Tql Query Operators

Tops' QueryLanguage. See TqlRoadmap for an introduction.

QUERY OPERATORS

None of the following operations change the table they act on (updates will be described at a later time). Thus, they follow the functional programming "no side-effects" rule. Generally the operations return another (virtual) table. "RT" is short for "result table". The final returned query result ("result set") is that value of the last operation. "Expr" is an abbreviation for "expression". The descriptions below assume familiarity with TqlColumnTables.

For expressions, if an operation involves 2 tables, such as Join, then one can supply "a." and "b." prefixes to column names to distinguish between the first table and the second. If not supplied, the interpreter assumes "a." if there is a naming conflict, meaning the first table is assumed[3]. See TqlPrefix for details.

Here's a brief summary of the most common SMEQL operators roughly in order of importance:

calc(table, columnTable) // similar to SELECT clause in SQL
filter(table, expression) // similar to WHERE clause in SQL
group(table, columnTable) // roughly similar to GROUP BY in SQL
join(table_1, table_2, expression)
orderBy(table, columnTable, [sequenceColumn]) // sorts or produces sequence numbers
union(table_1, table_2)

DESCRIPTIONS (Full list)

Calc

  RT = calc(table, columnTable)

Purpose: Alter, filter, or rename columns. Similar to SQL "Select" clause.

table: Input table

columnTable: A column table with at least "expr" and "col" columns. (See TqlColumnTable)

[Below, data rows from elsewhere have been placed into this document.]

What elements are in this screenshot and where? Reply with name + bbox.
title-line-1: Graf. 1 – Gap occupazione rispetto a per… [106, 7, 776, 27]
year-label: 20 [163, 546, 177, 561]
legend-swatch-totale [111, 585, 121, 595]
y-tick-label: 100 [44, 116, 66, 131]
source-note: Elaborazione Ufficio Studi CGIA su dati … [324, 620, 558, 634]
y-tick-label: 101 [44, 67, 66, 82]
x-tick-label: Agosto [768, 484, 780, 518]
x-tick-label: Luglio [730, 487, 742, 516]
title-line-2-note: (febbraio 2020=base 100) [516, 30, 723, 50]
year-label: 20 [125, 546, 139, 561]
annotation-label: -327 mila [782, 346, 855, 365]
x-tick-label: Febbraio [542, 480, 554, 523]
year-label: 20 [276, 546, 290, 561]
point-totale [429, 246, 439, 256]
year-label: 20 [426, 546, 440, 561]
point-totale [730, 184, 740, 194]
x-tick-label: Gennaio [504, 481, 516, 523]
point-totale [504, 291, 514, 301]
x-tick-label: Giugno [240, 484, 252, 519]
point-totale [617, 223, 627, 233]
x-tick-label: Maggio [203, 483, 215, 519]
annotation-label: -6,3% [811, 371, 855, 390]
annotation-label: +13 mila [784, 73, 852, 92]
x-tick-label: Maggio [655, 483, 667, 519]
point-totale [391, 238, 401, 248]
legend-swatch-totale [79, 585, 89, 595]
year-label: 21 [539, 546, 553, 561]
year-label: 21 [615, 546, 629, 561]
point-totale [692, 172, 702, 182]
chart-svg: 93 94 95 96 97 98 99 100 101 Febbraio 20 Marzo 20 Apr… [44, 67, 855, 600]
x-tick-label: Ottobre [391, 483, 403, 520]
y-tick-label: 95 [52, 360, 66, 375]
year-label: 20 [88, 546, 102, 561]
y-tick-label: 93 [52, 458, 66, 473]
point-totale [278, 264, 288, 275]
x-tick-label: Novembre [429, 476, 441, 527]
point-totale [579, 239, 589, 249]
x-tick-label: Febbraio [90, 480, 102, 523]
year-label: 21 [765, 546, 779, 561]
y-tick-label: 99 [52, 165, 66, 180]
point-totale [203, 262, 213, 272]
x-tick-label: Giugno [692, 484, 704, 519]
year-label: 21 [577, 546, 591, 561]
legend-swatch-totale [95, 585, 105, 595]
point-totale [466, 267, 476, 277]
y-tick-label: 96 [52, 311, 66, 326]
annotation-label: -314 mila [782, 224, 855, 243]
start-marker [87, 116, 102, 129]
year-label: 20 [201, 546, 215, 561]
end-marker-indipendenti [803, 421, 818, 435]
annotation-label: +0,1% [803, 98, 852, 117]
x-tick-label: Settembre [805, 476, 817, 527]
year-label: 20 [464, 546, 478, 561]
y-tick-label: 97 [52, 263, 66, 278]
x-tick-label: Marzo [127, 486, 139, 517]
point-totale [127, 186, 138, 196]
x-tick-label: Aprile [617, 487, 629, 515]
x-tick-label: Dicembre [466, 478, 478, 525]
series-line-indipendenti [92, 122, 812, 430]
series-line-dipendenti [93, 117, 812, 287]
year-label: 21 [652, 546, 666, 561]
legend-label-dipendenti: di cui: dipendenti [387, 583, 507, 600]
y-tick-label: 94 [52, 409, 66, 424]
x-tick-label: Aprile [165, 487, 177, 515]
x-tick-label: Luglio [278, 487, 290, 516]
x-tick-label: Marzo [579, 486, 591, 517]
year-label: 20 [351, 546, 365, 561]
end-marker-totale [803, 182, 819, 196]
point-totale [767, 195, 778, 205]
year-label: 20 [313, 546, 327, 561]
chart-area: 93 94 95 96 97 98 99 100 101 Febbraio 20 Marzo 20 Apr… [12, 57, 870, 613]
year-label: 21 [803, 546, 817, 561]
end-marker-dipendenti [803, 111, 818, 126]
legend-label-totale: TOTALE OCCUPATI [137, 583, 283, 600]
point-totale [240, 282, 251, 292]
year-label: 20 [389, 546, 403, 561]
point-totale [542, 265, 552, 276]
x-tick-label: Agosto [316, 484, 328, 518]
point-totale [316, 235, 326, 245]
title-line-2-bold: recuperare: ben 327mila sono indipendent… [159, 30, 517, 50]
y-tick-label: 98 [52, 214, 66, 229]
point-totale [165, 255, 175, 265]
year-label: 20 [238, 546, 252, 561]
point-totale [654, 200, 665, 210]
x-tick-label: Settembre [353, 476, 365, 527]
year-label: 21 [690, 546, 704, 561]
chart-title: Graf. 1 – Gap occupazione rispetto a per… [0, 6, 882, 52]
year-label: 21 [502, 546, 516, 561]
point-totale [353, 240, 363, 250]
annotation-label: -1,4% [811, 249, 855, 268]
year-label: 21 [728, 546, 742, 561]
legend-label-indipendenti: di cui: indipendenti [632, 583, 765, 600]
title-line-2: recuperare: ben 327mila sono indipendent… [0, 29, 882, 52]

Example: Combine the values for two regions into one column.

rt = calc(byRegion, [productID, (northTotal + southTotal) total])

Table: byRegion

productID northTotal southTotal --------------------------------- 10 20 10 11 100 200 12 15 15 13 10 25

table: rt

productID total ---------------- 10 30 11 300 12 30 13 35

Notes: An empty column table is equivalent to "*" in SQL's SELECT, thus "calc(myTable,[])" is comparable to "SELECT * FROM myTable".

Filter

  rt = filter(table, expr)

Purpose: Filter rows by a given boolean expression [2]. Similar to SQL "Where" clause.

Join

  rt = join(table_1, table_2, expr)

(thorough description coming later)

Note: If columns between the two tables have the same name, the first table's column will be assumed. If an alias is needed to preserve columns, then use the Calc operation first to generate an alias. The "a." and "b." notation (described above) can also distinguish between columns of the two tables with "a." for the left-side table and "b." for the right-side table[1][3].

leftJoin

  rt = leftJoin(table_1, table_2, expr)

(thorough description coming later)

Note: Overlapping columns are subject to the same rules as the "Join" operator.

Group

  rt = group(table, columnTable)

Purpose: Provide aggregate information. Similar to SQL's GROUP BY option.

table: Input table

columnTable: A column table. "Compute" can only be used if all values are the same for the given group. If not, an error is triggered. (Such duplication may suggest bad normalization of table design, but in practice one is often stuck with bad designs and must find ways to live with them.)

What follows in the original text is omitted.